Junior lineman Maurice Couch said Monday that he had been moved from nose to end, with McCullers taking over his spot in the middle. Another juco player, Darrington Sentimore, is currently on the first team at the other end. Senior Daniel Hood is back inside at second-team nose tackle after working on the outside for much of camp.
The moves may be temporary, as coaches continue to search for the right combination in new defensive coordinator Sal Sunseri's 3-4 scheme. But the shuffling offers a window on the coaches' thinking with about three weeks left until kickoff.
"This is a week where we can move guys around, for a lot of reasons — either evaluation purposes or contingency plans," said Tennessee coach Derek Dooley.
The moves came as the Vols practiced for the first time at Milligan College, a small Christian liberal arts school in northeastern Tennessee. UT has been staying at Milligan since Thursday night, but weather and logistics moved the first two practices down the road to Johnson City.
"It's been an awesome experience," Dooley said.
Assembling the defensive line has proven to be one of the most vexing questions of camp, and
first-year line coach John Palermo has pushed the juco newcomers hard.
Sentimore, who started his career at Alabama before leaving for junior college, quickly grabbed a first-team spot. But McCullers, because of his girth, has had to overcome doubts about his conditioning. The 6-foot-7 giant weighed as much as 380 in the spring, but has cut down to the neighborhood of 360. He carries the weight well, and certainly doesn't look fat. (Not that anyone would suggest otherwise to his face).

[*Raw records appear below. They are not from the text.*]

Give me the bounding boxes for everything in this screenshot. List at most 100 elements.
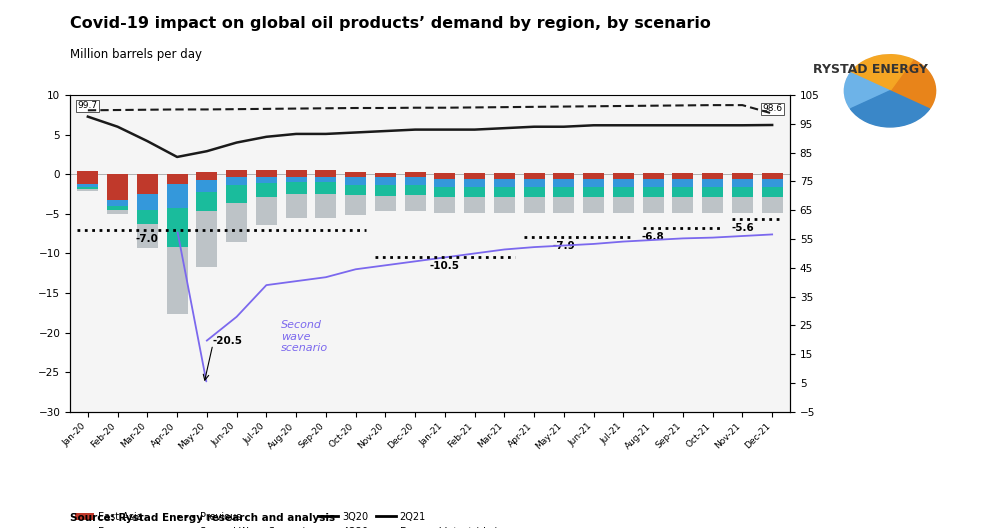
Bar [315, 194, 336, 218]
Text: Source: Rystad Energy research and analysis: Source: Rystad Energy research and analy… [70, 513, 335, 523]
Bar [77, 171, 98, 174]
Bar [732, 173, 753, 174]
Bar [375, 173, 396, 174]
Text: -6.8: -6.8 [642, 232, 665, 242]
Text: Covid-19 impact on global oil products’ demand by region, by scenario: Covid-19 impact on global oil products’ … [70, 16, 711, 31]
Bar [405, 174, 426, 177]
Bar [256, 174, 277, 176]
Bar [672, 187, 693, 197]
Bar [375, 196, 396, 211]
Bar [137, 224, 158, 248]
Bar [196, 174, 217, 180]
Bar [643, 173, 664, 174]
Bar [196, 172, 217, 174]
Bar [643, 179, 664, 187]
Bar [613, 187, 634, 197]
Bar [553, 173, 574, 174]
Bar [464, 187, 485, 197]
Text: 98.6: 98.6 [762, 105, 782, 114]
Bar [702, 174, 723, 179]
Bar [256, 183, 277, 197]
Bar [434, 197, 455, 213]
Bar [345, 177, 366, 185]
Wedge shape [844, 73, 890, 109]
Bar [643, 187, 664, 197]
Bar [672, 173, 693, 174]
Bar [732, 187, 753, 197]
Bar [553, 174, 574, 179]
Bar [315, 176, 336, 182]
Bar [613, 174, 634, 179]
Bar [256, 170, 277, 174]
Wedge shape [890, 60, 936, 109]
Bar [732, 197, 753, 213]
Bar [434, 179, 455, 187]
Bar [762, 197, 783, 213]
Bar [107, 206, 128, 210]
Bar [524, 187, 545, 197]
Bar [434, 187, 455, 197]
Bar [196, 192, 217, 211]
Bar [286, 176, 307, 182]
Bar [137, 210, 158, 224]
Bar [345, 185, 366, 195]
Bar [226, 174, 247, 177]
Bar [167, 174, 188, 184]
Bar [464, 197, 485, 213]
Bar [732, 174, 753, 179]
Text: -7.0: -7.0 [136, 233, 159, 243]
Bar [167, 208, 188, 247]
Bar [434, 174, 455, 179]
Bar [702, 187, 723, 197]
Bar [464, 179, 485, 187]
Bar [286, 170, 307, 174]
Bar [167, 247, 188, 314]
Bar [345, 195, 366, 214]
Text: -20.5: -20.5 [213, 336, 243, 345]
Bar [524, 197, 545, 213]
Bar [583, 174, 604, 179]
Bar [226, 203, 247, 242]
Bar [226, 170, 247, 174]
Bar [553, 197, 574, 213]
Bar [762, 174, 783, 179]
Bar [315, 174, 336, 176]
Text: -7.9: -7.9 [553, 241, 575, 251]
Bar [434, 173, 455, 174]
Bar [405, 177, 426, 185]
Circle shape [844, 55, 936, 127]
Bar [464, 174, 485, 179]
Bar [226, 177, 247, 185]
Bar [524, 173, 545, 174]
Bar [494, 179, 515, 187]
Bar [286, 174, 307, 176]
Bar [613, 197, 634, 213]
Bar [315, 182, 336, 194]
Bar [345, 172, 366, 174]
Bar [256, 176, 277, 183]
Bar [137, 174, 158, 194]
Bar [672, 174, 693, 179]
Text: -5.6: -5.6 [731, 223, 754, 232]
Bar [167, 184, 188, 208]
Bar [196, 211, 217, 267]
Text: 99.7: 99.7 [78, 101, 98, 110]
Bar [613, 179, 634, 187]
Bar [583, 173, 604, 174]
Bar [405, 172, 426, 174]
Bar [583, 179, 604, 187]
Bar [77, 190, 98, 191]
Bar [762, 173, 783, 174]
Bar [643, 197, 664, 213]
Bar [643, 174, 664, 179]
Text: -10.5: -10.5 [430, 261, 460, 271]
Bar [107, 210, 128, 214]
Bar [553, 179, 574, 187]
Bar [702, 173, 723, 174]
Bar [494, 173, 515, 174]
Bar [762, 187, 783, 197]
Bar [405, 195, 426, 211]
Bar [732, 179, 753, 187]
Text: Second
wave
scenario: Second wave scenario [281, 320, 328, 353]
Bar [77, 184, 98, 187]
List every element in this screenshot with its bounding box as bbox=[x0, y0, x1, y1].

While McCullers is scheduled to meet with reporters for the first time later this week, teammates say he doesn't say much.
"He's a quiet guy, but he's coming out of his shell," Couch said. "I had the same issues when I first came here as well."
Couch has taken McCullers under his wing because of their similar juco backgrounds. Couch said he felt lost early in the 2011 season before finally becoming comfortable, and he wants McCullers to avoid that tough transition.
"It took me five games before I finally got in a groove," Couch said.
Now Couch could be learning a new position. Listed at 6-2 and 300 pounds, Couch has the body to be nose guard, but Dooley said he's "flexible" enough to play end.
"I had a lot of mistakes (on the first day), but there were some good things that I did," Couch said. "I'm going to learn from my mistakes."
The biggest change, Couch said, is that ends have to make more decisions. In the middle, offensive linemen come "crashing down on you" the instant the ball is snapped.
"At end, it feels awkward, because you have a lot of freedom," he said.
A three-man line made up of Couch, McCullers and Sentimore would weigh an average of 315 pounds, more if you use McCuller's official listed weight of 377.
"Coach thinks us three have done a real good job of defending the run, so he pretty much put three big bodies up front," Couch said.
Is bigger better, or is this just another of many changes still to come before Tennessee kicks off in Atlanta on Aug. 31?
"Our first priority is to defend the run," Couch said.